なんか雰囲気が、知ってる奴に似てる気がする…………でも……まったく思い出せない。気づかれないように、観察したが……やっぱり、初めまして、だな。うん。
「あの、指……大丈夫ですか?」
しみじみを出し切ったのか、再度こっちを向くと血だらけの僕の指を、指さした。
なんだ、気づいてはいたのか。
「……ああ、舐めとけば大丈夫です」
少しジンジンするけど、その程度。この見知らぬ女の子と一緒の状況のほうが、メンタルを消費しそうだ……もう、帰ってもいいかな。
そんな僕の感情は無視されて、
「ダメよ、消毒しなきゃ!」
跳ねた声に、ビクっとなる。
女の子の変な正義感スイッチを押してしまったのか。
(ええっ、まだ話しが続く感じですか?)
「傷口から細菌が入って、化膿したり、最悪の場合それが全身に広がって……」
続く、しかもかなり大袈裟に。
「いや、大袈裟な」
「いやいや、この前見た古い映画で、指を怪我しただけで死んじゃったのよ。犯人だったんだけど…………すごい有名な映画で……監督も有名で、確か…………うーん、タイトルが出てこない!」
映画のタイトルを思い出すのに、目的が変わってしまったようだ。
なんだろう、さっきからの既視感。このお互いの感情の高低差と、一方的に喋り続けるのも、なんだがツボに入って、自然に口元が緩んだ。
「あっ、えくぼくろ」
僕の頬を指さす。
「えっ」
反射的に、手でえくぼを隠した。
女の子が一歩下がって、値踏みするように、上から下に、下から上に僕を見つめてから、もう一度。
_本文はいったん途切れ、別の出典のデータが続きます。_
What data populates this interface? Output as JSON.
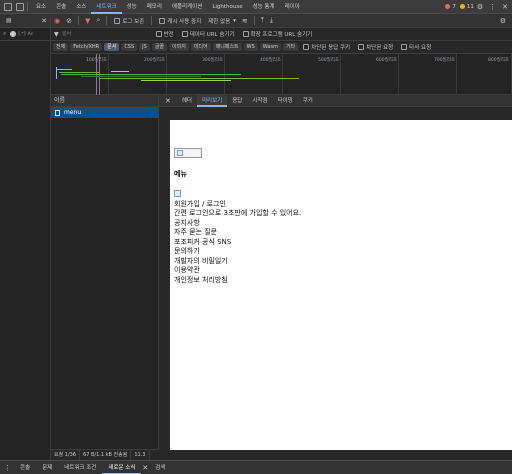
{
  "topbar": {
    "tabs": [
      "요소",
      "콘솔",
      "소스",
      "네트워크",
      "성능",
      "메모리",
      "애플리케이션",
      "Lighthouse",
      "성능 통계",
      "레이아"
    ],
    "active_tab": "네트워크",
    "error_count": "7",
    "warn_count": "11"
  },
  "leftpanel": {
    "filter_placeholder": "필터",
    "filter_chip": "Ac"
  },
  "toolbar": {
    "preserve_log": "로그 보존",
    "disable_cache": "캐시 사용 중지",
    "throttle": "제한 없음"
  },
  "filterbar": {
    "placeholder": "필터",
    "invert": "반전",
    "hide_data_urls": "데이터 URL 숨기기",
    "hide_ext_urls": "확장 프로그램 URL 숨기기"
  },
  "type_chips": [
    "전체",
    "Fetch/XHR",
    "문서",
    "CSS",
    "JS",
    "글꼴",
    "이미지",
    "미디어",
    "매니페스트",
    "WS",
    "Wasm",
    "기타"
  ],
  "active_chip": "문서",
  "extra_filters": {
    "blocked_cookies": "차단된 응답 쿠키",
    "blocked_requests": "차단된 요청",
    "third_party": "타사 요청"
  },
  "timeline": {
    "ticks": [
      "100밀리초",
      "200밀리초",
      "300밀리초",
      "400밀리초",
      "500밀리초",
      "600밀리초",
      "700밀리초",
      "800밀리초"
    ]
  },
  "namecol": {
    "header": "이름",
    "row": "menu"
  },
  "status": {
    "requests": "요청 1/36",
    "transferred": "67 B/1.1 kB 전송됨",
    "resources": "11.3"
  },
  "detail": {
    "tabs": [
      "헤더",
      "미리보기",
      "응답",
      "시작점",
      "타이밍",
      "쿠키"
    ],
    "active_tab": "미리보기"
  },
  "preview": {
    "heading": "메뉴",
    "lines": [
      "회원가입 / 로그인",
      "간편 로그인으로 3초만에 가입할 수 있어요.",
      "공지사항",
      "자주 묻는 질문",
      "포조피커 공식 SNS",
      "문의하기",
      "개발자의 비밀일기",
      "이용약관",
      "개인정보 처리방침"
    ]
  },
  "drawer": {
    "tabs": [
      "콘솔",
      "문제",
      "네트워크 조건",
      "새로운 소식",
      "검색"
    ],
    "active_tab": "새로운 소식"
  },
  "colors": {
    "accent": "#8ab4f8",
    "selected_row": "#0b4f8a",
    "error": "#e46962",
    "warning": "#f2b600"
  }
}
大きな丸い目で、僕の目をじっと探るようにのぞき込む。
この目は確かに見たことがある。
(うあぁっ)
今、完全に思い出した――。
心臓がドキドキする。
相手も何かを確信したようだ。
これは、多分、あれだ。
こういう時は……なんて言えばいいんだっけ。
「ようちゃ……えっと、太陽……くん?」
先に声をかけられて、
「あーっと、あさひ……さん?」
同じように返して。
お互い、新しい呼び方を、今、決めた(仮)。